MANHASSET, NY -- The pace of development in silicon integration of microelectromechanical systems and sensors is growing exponentially as seen from technical presentations at the upcoming 2011 International Solid State Circuits Conference.
3-D sensing used in accelerometers and gyroscopes enable novel gesture-based user interfaces and games. ST Microelectronics will discuss a gyroscope that enables 3-D rotation sensing with a single chip. The 3-axis gyro combines 3 tuning forks in a single vibrating element sensed by a multiplexed digital readout.

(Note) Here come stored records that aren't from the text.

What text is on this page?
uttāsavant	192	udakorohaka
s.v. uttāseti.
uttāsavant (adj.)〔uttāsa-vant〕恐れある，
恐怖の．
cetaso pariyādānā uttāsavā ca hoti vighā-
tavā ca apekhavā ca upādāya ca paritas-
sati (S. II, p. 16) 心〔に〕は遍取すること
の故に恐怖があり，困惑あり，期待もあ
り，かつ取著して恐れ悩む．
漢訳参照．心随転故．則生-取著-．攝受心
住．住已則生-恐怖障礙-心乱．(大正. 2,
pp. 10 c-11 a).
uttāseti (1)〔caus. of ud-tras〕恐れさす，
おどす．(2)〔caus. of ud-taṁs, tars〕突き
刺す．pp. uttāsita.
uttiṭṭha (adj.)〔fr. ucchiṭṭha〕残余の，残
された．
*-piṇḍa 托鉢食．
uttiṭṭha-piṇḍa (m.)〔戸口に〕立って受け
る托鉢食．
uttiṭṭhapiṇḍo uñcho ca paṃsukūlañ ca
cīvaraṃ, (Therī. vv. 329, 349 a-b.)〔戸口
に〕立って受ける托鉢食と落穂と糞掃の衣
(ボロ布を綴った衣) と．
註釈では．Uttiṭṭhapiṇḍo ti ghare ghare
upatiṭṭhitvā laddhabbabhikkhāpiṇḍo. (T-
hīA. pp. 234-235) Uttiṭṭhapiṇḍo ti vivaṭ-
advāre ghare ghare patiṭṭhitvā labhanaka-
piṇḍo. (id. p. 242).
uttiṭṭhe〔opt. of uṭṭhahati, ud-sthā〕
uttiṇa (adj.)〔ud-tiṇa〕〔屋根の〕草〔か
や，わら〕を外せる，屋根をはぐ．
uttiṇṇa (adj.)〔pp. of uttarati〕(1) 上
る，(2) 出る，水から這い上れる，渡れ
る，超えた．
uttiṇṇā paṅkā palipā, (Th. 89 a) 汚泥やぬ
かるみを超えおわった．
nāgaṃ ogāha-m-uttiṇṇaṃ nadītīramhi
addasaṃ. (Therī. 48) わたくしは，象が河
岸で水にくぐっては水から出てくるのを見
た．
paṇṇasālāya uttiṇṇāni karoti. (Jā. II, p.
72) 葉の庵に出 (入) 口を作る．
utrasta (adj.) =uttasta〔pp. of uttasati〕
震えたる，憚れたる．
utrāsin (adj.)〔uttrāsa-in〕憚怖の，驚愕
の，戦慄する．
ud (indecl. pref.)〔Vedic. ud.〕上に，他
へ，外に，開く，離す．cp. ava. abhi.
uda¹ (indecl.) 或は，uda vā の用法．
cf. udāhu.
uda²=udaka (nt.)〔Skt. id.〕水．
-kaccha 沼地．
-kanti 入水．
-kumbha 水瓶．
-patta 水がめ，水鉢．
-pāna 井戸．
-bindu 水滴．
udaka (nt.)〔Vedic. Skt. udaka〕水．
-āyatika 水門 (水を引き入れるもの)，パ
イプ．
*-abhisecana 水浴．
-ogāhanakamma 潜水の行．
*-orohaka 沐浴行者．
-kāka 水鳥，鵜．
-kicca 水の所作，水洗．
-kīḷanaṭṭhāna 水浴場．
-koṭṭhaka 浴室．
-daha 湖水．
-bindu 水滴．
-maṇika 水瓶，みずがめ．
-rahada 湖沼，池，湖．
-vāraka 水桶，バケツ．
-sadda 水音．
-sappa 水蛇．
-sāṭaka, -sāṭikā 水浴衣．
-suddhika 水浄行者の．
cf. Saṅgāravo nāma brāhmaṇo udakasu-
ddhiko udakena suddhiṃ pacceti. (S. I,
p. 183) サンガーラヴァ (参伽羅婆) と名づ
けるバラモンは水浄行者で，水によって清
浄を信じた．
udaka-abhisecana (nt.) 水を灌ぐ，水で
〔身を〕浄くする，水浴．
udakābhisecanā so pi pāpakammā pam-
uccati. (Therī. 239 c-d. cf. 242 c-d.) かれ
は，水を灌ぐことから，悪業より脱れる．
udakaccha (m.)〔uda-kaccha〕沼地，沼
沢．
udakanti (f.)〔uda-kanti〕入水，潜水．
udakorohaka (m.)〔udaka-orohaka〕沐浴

Mobile power sources needed for mobile sensors tap scavenged environmental energy. The University of Idaho and the University of Michigan will reveal systems at ISSCC that are able to extract energy from ambient light or vibration.
Delft University of Technology researchers will detail a low-power thermal wind speed and direction sensor that dissipates 50 mW, nine times less than a previous CMOS design and less than that of MEMS-based wind sensors.
U. of Freiburg researchers will present a telemetric stress sensor for orthodontic brackets. The CMOS stress-mapping system with 24 sensors is sensitive to in-plane shear stress or differences of normal stresses. The telemetrically-powered system consists of a chip and microcoil communicating at 13.56MHz. Its dimensions permit the development of smart brackets for a direct force feedback in orthodontic treatments.
The limited amount of power available to autonomous sensors forces energy-scavenging circuitry to boost low voltages up to levels that are needed to drive the rest of the electronics. The imec-Holst Center will describe a chip that efficiently harnesses solar energy to charge a battery using an innovative solar cell integrated within an imager’s pixel circuitry.
Canon’s new image sensor will be described. It has 1.6Mpixels and occupies an entire 12-in CMOS wafer. The huge pixel size, combined with a built-in 0 to 24dB programmable gain, enables an ultra-high light sensitivity of 25 Melectrons/lux/sec and operates at 100 frames/s with global synchronous shutter.
In the emerging technologies arena advances in designing in energy harvesting, smart power grid, silicon photonics, terahertz imaging and power management will be featured.
Printable organic devices on flexible films have great potential to realize low-cost power meters. University of Tokyo researchers will detail a low-cost 100V AC power meter based on a system-on-a-film (SoF) concept.